子供だてらに首を突っ込んだ結果で、反省しまくった。
六十のおばさんはそこにはいなかったのだ。
その日、私は過去を夢で見た。
うっすらとした記憶の中で、あの女も消えつつあった。
なぜ人を殺すのだろう?
多くの人が死んだ、何にも罪のない、何にも関係のない、ただそこに居たというだけで殺された人たち。
胸が張り裂けそうになり、私はそれに耐えきれなかった。泣いて、泣いて、泣き続けた。
彼女は私を殺したことで夫の愛を手に入れたのだろうか?
それを知ることはできない。
彼女は捕まる、殺人犯だもの。
彼女はこの後後悔するかもな。
夫の愛は彼女に向けられることはないと思う、だってそういう人だったような気がするんだもん。
もしも、もしも私が彼女の立場なら。
それに気が付いた時、愛は絶望となるような気がする。
愛かー?なんだかなー?
今の年齢と頭の中の年齢のギャップ?
まあそれでも必要なおばあちゃんの知恵みたいなもので今ではずっと生活が楽になったけど…
考えちゃうよな、この先…
緑色の石をつけたものたちは、ビエンタ王への忠臣を誓った。それは建前、裏では金、権力をわが物にするため集まったゴロツキでしかなかった。
カネをばらまけばゆうことを聞き、物を分け与えれば自分の言いなりになる。
ふん。
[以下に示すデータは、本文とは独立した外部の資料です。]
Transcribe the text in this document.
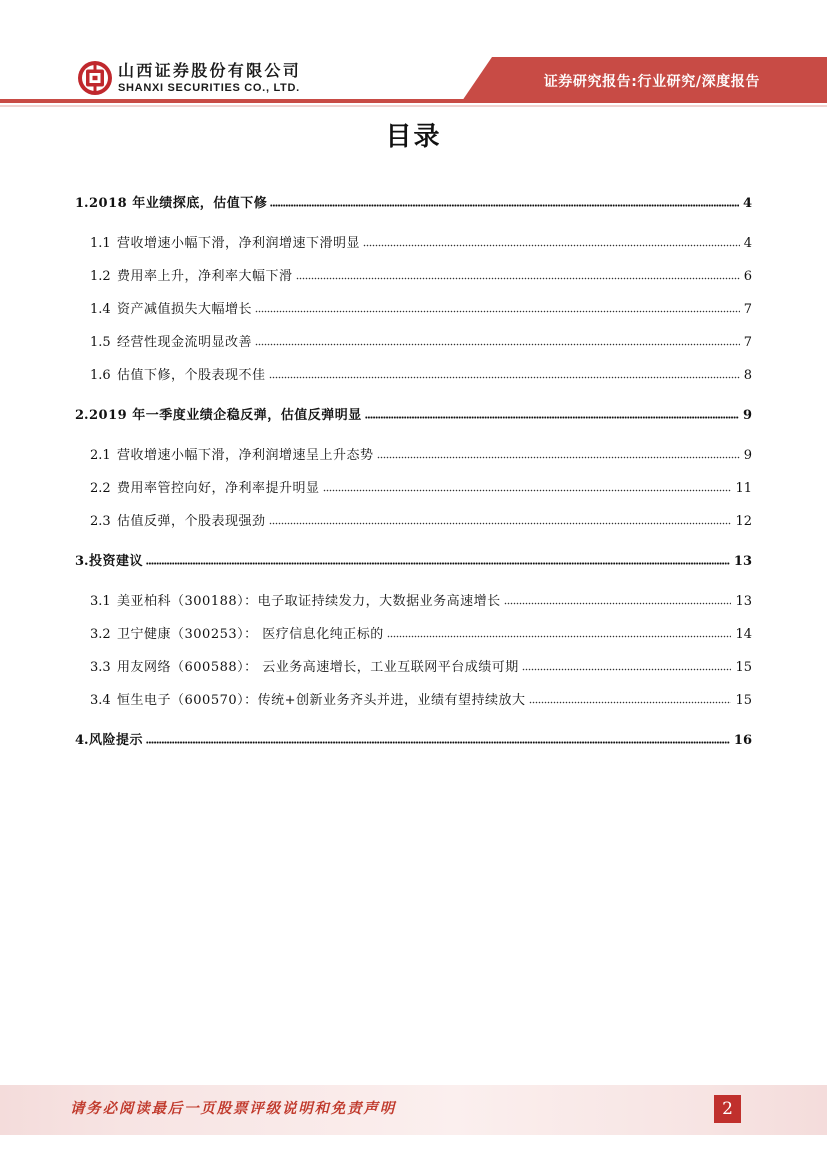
山西证券股份有限公司
SHANXI SECURITIES CO., LTD.	证券研究报告:行业研究/深度报告
目录
1. 2018 年业绩探底，估值下修	4
1.1 营收增速小幅下滑，净利润增速下滑明显	4
1.2 费用率上升，净利率大幅下滑	6
1.4 资产减值损失大幅增长	7
1.5 经营性现金流明显改善	7
1.6 估值下修，个股表现不佳	8
2. 2019 年一季度业绩企稳反弹，估值反弹明显	9
2.1 营收增速小幅下滑，净利润增速呈上升态势	9
2.2 费用率管控向好，净利率提升明显	11
2.3 估值反弹，个股表现强劲	12
3. 投资建议	13
3.1 美亚柏科（300188）：电子取证持续发力，大数据业务高速增长	13
3.2 卫宁健康（300253）： 医疗信息化纯正标的	14
3.3 用友网络（600588）： 云业务高速增长，工业互联网平台成绩可期	15
3.4 恒生电子（600570）：传统+创新业务齐头并进，业绩有望持续放大	15
4. 风险提示	16
请务必阅读最后一页股票评级说明和免责声明	2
そんなの。
でも実際、家族を人質に取られた幼い子たちは従うしかなかった。
力、知恵、それさえも目の前で人が殺されれば、自分もいつかこうなると刷り込まれ、悲しい結末を迎えることとなる。
悪魔のささやきは、恐怖で動けなくなった体を支配する。
「殺せ!」
その一言が聞こえたとき、人は人を殺してしまう。
私はそんなの嫌だ。
あの日、ハリーが私を抱きしめ、兄がずっと手を握っていてくれた。
その愛情だけが私の救いだった。
私が悪いんじゃないと言ってくれたハウエル。
私のおかげで叔父たちを助けられたと言ってくれたウエストハー。
みんながやさしくて、その優しさが身に染みて…また泣きだした。
少年の親は間に合わなかった。もう殺されていたのだ。
笑いながら人殺しをなんとも思わないやつら。自分が頂点じゃないときに食わないんだ。
目には目を歯には歯を、それを聞いて殴りたくなった。
そんなもの何もならない。
死んだ人を前に、お前も死ねと言ったところで、死にたくないとほざくやつら。
悔しくて涙が出た。
兄弟が残っていた。
彼らのこの先は、アッサムの父親や王様、大人たちが見守ってくれる。
あの子守歌のように、大人が守ってくれることを期待するしかない。